Frontier Justice is a gripping, eye-opening exploration of the world-wide refugee crisis. Combining reporting, history and political philosophy, Andy Lamey sets out to explain the story behind the radical increase in the global number of asylum-seekers, and the effects of North America and Europe's increasing unwillingness to admit them.

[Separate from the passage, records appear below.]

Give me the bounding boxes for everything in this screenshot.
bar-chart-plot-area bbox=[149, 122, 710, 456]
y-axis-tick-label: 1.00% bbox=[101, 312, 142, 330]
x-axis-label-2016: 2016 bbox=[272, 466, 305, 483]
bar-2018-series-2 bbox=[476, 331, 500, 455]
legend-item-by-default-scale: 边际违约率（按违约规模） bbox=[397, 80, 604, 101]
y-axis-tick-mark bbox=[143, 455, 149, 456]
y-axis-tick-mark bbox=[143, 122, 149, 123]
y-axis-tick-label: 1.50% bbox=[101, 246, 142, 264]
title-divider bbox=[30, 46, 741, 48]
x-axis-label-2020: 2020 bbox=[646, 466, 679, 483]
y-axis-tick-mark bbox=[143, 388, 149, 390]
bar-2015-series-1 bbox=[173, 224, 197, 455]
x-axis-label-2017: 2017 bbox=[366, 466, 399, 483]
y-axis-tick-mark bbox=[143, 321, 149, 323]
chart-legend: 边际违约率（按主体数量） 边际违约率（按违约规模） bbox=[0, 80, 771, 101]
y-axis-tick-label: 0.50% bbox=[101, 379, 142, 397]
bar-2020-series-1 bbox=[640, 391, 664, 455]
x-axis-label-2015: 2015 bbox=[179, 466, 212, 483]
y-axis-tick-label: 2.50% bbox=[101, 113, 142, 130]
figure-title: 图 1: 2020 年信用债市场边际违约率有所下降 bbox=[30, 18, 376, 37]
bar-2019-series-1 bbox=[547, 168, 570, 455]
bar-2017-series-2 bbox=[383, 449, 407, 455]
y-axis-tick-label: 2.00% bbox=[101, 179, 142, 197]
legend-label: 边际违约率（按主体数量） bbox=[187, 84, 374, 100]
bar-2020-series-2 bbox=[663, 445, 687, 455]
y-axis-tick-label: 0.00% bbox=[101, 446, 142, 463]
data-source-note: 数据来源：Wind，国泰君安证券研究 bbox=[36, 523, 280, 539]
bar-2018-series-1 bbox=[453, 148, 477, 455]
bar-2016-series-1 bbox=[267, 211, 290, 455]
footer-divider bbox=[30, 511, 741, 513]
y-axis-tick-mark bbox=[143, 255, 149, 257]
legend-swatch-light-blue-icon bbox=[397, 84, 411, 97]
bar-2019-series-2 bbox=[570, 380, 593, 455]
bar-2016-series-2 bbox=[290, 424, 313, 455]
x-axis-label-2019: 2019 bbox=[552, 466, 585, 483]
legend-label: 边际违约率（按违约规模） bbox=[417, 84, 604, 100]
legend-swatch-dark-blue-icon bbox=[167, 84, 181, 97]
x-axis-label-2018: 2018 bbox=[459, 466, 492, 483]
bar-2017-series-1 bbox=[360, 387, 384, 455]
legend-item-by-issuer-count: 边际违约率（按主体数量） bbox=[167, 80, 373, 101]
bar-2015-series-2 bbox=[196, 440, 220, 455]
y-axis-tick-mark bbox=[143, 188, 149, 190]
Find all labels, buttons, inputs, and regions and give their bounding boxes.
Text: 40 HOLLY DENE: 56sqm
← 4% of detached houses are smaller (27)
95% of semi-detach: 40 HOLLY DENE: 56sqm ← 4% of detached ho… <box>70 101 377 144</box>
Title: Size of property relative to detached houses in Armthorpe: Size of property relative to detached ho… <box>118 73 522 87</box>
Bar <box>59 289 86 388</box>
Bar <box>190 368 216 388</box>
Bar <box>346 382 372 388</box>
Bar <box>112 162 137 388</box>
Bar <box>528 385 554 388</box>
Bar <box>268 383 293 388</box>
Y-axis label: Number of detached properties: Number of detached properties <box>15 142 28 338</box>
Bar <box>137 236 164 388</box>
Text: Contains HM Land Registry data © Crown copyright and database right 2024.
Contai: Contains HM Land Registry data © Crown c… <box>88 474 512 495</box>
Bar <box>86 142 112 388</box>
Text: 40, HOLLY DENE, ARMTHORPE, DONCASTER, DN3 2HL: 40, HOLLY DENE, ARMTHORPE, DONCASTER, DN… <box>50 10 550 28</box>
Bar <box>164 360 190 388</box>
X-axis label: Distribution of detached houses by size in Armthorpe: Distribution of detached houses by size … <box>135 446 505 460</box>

He follows the extraordinary efforts of a set of Yale law students who sued the U.S. government on behalf of a group of refugees imprisoned at GuantAnamo Bay; he recounts one refugee family's harrowing journey from Saddam Hussein's Iraq to contemporary Australia via the world's most dangerous ocean crossing; and he explores the fascinating case of Ahmed Ressam, the so-called Millennium bomber who filed a refugee claim in Canada before attempting to blow up the Los Angeles airport. Lamey casts new light on a host of broader subjects, from the reasons why terrorists who pose as refugees have an overwhelming failure rate to the hidden benefits of multiculturalism.
Throughout Lamey's account, he focuses on the rights of people in search of asylum, and how those rights are routinely violated. But Frontier Justice does not merely point out problems. This book offers a bold case for an original solution to the international asylum crisis, one which draws upon Canada's unique approach to asylum-seekers. At the centre of the book is a new blueprint for how the rights of refugees might be enforced, and a vision of human rights that is ultimately optimistic and deeply affirmative.
In exploring one of the most pressing questions of our age, Lamey provides an absorbing and unsettling look at a world in which, as he notes, there are many rights for citizens, few for human beings.